Article 320 (3) of the Constitution appears to have been placed in order to enable the respective governments to have the benefit of the prudent, informed and considered opinion and advise of the Commission as well as to act as a safeguard in the sense of the proposed action of the government being evaluated independently. While the advise of the Commission may not be binding on the government, Article 320 (3) does appear to be a measure of oversight, a fair and impartial evaluation of the proposed action from a legal standpoint. The obligation so placed upon the Commission thus cannot be viewed as being either superfluous or a mere formality. It is these principles underlying Article 320 (3) of the Constitution which must inform and permeate the discharge of its constitutional obligation.
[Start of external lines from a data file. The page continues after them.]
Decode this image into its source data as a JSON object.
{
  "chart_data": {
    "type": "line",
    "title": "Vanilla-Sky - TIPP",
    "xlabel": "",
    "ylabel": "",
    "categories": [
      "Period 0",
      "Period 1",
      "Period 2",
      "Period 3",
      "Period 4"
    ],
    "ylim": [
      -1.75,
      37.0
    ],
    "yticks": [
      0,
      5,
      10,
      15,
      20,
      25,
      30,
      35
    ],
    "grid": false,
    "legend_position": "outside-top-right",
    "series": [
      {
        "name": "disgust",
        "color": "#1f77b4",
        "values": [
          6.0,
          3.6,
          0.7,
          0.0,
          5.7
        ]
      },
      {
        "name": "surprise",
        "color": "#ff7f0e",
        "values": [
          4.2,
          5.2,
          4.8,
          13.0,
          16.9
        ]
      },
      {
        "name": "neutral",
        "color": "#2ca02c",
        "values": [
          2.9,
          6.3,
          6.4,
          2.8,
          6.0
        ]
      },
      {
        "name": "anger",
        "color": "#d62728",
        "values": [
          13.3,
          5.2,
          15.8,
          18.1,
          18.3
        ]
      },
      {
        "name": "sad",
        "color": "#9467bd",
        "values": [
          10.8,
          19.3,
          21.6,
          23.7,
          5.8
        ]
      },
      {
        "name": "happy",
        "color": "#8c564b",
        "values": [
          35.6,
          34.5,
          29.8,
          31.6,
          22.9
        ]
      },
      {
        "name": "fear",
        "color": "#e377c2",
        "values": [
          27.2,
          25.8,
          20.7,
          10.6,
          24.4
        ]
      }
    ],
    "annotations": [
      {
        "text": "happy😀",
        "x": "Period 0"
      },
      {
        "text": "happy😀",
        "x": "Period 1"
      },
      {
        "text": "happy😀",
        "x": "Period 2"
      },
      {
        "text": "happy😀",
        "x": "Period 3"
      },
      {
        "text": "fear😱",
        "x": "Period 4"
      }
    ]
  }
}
The Court in the facts of the present case is impelled to observe that the apparent illegality in the procedure adopted by the State should not have escaped the scrutiny of the Commission. The failure on the part of the State to abide by the procedure as mandated under the decision rendered by this Court inter partes was stark and evident. The Court would have expected the Commission to have been more circumspect and cautious before proceeding to accord approval to the impugned order of punishment. It is the hope of this Court that the Commission would bear these observations in mind while discharging its functions as envisaged under Article 320 (3).

This aspect assumes added significance in light of the present petition being the seventh foray of the petitioner before the High Court. The disciplinary proceedings initiated and the punishments imposed have been interdicted by the High Court on three earlier occasions. There was thus a manifest obligation on the respondents to ensure that a quietus was rendered to the entire controversy in accordance with the directions issued by the High Court. This the respondents have abjectly failed to bear in mind. For all the aforesaid reasons, the Court finds itself unable to sustain the impugned order.

The writ petition is accordingly allowed. The impugned order dated 02 February 2018 is hereby quashed. The matter shall in consequence stand remitted to the first respondent who will take a decision afresh in light of the observations made hereinabove and strictly in accordance with the directions contained in the judgment rendered inter partes on Writ-A No. 2160 of 2012. Since the matter has lingered right from 2010 and the petitioner also superannuated nine years ago, the Court commands the first respondent to take a fresh decision in accordance with law and not later than within a month from the date of presentation of a certified copy of this order. The interim arrangement which was made by the Court in its earlier decision with respect to the payment of provisional pension to the petitioner shall continue till a fresh decision is taken by the respondents.